Brainfuck directly reasons about Turing machine operations. Assembly reasons about CPU operations, which is effectively synonymous with Turing machine operations (abstracting out the CPU architecture nonsense.)

C, by comparison, is a language written to more effectively reason about the operations of a computer. It is equivalent operationally to the assembly it compiles down to. But, the language itself contains abstractions (in other words, loops, objects, standard library functions) that make reasoning about the computer easier. As many programmers will tell you, it is simply more ergonomic to work with computer memory in C than directly in assembly {1}.

From here, it follows why certain languages exist. Rust, for example, makes reasoning about memory even easier than C via the borrow checking procedure. Sure, you can implement the borrow checking procedure in C, but Rust has it built into the language with additional optimizations via the LLVM compiler toolchain.

The paper speaks about successes of domain-specific languages in formal methods and verification. What the paper does not acknowledge, however, is more specialized verification languages and are generally written to more closely reason about the mathematical objects used in the verification procedures. For example, Promela, TLA+, and NuSMV use temporal logics and automata for verification. It is generally easy to see the languages themselves are built on top of these formalisms. Similarly, theorem proving languages such as Lean and Coq are built on top of the notion of checking type-equivalence between assumptions and propositions. Thus, these languages feature "tactics" to better manipulate the types of objects.

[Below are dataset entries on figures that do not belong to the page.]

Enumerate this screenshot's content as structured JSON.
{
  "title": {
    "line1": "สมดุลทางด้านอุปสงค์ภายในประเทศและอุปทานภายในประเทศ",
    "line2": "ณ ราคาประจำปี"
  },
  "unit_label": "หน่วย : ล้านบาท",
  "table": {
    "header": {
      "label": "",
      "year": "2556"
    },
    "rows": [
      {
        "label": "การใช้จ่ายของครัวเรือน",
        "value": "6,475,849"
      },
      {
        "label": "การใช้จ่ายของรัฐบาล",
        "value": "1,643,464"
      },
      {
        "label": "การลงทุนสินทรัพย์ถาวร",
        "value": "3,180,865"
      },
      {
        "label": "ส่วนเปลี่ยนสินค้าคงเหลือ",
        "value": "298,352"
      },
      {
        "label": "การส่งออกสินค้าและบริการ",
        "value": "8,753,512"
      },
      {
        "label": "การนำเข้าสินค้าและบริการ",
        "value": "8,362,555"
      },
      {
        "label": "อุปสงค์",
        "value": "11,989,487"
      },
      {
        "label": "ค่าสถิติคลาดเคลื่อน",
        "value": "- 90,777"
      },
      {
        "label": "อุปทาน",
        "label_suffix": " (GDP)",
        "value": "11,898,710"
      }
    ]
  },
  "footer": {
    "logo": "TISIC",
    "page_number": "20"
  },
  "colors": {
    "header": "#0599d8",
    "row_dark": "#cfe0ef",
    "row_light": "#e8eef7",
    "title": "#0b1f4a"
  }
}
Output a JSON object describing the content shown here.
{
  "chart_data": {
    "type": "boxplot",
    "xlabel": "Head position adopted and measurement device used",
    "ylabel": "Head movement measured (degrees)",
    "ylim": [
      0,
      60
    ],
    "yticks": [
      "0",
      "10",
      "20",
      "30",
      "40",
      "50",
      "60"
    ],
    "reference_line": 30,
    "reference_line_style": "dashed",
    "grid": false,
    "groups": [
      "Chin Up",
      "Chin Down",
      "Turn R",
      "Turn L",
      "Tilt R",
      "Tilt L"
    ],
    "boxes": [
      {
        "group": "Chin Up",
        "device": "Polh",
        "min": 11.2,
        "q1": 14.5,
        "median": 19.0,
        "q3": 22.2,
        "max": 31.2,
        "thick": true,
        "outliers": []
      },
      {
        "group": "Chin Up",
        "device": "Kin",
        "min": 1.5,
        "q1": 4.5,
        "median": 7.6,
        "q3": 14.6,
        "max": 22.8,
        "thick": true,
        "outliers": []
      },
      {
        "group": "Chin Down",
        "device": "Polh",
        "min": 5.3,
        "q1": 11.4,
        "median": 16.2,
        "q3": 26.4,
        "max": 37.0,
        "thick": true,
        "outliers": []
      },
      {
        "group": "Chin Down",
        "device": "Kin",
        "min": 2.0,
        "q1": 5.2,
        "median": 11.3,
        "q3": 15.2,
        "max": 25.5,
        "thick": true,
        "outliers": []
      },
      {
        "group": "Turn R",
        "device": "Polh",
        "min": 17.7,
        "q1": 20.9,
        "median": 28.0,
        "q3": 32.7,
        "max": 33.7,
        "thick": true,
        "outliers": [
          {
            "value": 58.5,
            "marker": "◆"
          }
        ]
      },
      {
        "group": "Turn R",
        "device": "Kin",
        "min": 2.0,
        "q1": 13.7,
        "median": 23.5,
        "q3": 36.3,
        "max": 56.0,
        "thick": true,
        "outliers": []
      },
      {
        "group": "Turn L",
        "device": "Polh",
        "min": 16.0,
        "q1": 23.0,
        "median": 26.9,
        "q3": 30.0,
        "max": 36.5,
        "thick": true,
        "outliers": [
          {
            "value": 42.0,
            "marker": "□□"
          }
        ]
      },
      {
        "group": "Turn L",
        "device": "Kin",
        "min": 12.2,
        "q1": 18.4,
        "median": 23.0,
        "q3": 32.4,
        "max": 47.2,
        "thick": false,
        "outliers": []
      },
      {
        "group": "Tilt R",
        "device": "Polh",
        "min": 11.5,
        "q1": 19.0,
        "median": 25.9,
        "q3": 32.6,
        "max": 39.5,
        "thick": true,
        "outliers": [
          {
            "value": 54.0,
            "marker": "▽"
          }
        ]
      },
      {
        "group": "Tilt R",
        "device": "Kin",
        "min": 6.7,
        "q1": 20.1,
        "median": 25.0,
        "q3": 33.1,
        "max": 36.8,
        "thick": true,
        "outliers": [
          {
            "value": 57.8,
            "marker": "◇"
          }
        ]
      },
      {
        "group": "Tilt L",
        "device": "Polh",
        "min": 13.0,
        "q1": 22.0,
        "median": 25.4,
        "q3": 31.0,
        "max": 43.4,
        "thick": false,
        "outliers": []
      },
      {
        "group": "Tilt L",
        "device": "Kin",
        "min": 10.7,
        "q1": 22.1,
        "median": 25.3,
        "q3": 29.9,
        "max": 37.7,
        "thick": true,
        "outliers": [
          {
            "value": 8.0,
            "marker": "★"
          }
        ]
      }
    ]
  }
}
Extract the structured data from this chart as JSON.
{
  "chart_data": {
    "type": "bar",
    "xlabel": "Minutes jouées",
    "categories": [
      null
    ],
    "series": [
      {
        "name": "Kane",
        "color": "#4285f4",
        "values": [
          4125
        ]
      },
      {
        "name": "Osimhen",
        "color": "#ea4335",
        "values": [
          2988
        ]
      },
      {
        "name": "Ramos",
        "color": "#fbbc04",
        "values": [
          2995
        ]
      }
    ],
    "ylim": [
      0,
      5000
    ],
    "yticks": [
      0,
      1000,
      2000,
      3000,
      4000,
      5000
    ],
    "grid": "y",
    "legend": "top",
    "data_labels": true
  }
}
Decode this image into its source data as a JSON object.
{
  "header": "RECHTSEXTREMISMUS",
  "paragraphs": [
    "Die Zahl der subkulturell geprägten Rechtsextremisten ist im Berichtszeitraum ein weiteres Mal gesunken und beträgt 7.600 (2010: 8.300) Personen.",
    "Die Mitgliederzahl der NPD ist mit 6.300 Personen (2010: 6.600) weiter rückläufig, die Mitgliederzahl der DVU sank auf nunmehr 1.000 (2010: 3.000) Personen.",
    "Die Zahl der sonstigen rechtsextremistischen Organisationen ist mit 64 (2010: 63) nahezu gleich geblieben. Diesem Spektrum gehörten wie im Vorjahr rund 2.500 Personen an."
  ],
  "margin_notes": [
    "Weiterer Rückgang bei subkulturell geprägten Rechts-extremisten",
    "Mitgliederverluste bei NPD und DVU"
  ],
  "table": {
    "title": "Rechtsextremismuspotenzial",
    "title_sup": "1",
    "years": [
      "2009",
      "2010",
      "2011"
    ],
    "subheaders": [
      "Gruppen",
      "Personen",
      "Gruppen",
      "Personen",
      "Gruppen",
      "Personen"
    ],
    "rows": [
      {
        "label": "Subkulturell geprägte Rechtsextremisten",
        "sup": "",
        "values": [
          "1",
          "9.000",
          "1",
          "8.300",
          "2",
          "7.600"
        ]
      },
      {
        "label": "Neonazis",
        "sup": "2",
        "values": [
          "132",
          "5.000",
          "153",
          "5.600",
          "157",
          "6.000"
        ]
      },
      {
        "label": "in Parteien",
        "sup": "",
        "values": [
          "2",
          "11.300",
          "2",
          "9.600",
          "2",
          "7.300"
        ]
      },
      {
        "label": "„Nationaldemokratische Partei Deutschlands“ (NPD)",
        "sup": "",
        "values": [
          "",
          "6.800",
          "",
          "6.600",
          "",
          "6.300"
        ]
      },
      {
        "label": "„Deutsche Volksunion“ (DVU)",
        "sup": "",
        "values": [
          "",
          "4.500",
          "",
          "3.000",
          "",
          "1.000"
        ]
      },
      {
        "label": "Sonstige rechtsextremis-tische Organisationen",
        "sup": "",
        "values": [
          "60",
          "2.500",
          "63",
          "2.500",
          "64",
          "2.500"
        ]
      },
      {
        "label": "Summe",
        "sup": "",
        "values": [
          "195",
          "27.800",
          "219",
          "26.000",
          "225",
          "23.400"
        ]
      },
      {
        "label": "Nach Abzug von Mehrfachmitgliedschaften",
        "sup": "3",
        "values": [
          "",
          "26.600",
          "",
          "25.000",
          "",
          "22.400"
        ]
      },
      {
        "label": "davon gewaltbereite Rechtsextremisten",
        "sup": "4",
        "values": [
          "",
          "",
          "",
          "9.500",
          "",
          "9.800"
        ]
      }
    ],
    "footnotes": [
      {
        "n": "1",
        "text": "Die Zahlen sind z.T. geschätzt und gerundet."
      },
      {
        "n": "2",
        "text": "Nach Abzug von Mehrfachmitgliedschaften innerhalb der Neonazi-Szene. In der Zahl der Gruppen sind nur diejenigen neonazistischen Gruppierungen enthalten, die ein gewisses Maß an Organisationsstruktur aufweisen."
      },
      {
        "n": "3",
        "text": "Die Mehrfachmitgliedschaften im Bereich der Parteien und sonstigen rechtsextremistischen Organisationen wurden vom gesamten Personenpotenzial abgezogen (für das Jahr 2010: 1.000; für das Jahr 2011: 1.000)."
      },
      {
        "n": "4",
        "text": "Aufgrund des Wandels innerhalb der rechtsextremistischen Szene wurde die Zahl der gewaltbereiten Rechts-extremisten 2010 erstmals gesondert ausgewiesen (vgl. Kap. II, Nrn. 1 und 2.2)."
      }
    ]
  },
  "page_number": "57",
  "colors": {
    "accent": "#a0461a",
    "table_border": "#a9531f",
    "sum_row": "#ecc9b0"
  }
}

The paper makes the argument that machine learning models require languages of their own. I think it's a natural question for me to ask: what abstractions to do those in machine learning need to reason about? Tensors? Transformers? The paper makes broad allusions to very general abstractions such as recursion and recurrence (no, I'm not kidding lmao.)

Some Thoughts

In my opinion, different languages exist in the first place due to abstraction-specific optimization. Julia, for example, has lots of subtle optimizations for working with differential equations and doing numerical analysis. Those behind Julia know a lot about these objects, so of course Julia features lots of domain-specific optimizations. Is this not the selling point of Julia, or am I just missing something? At least to me, a formal methods person, it's abundantly clear that the domain-specific machinery can be implemented in a domain-specific language. What's the purpose of a paper like this?


{1} This notion of abstraction is most easily seen in functional languages that essentially build everything on top of lambda calculus.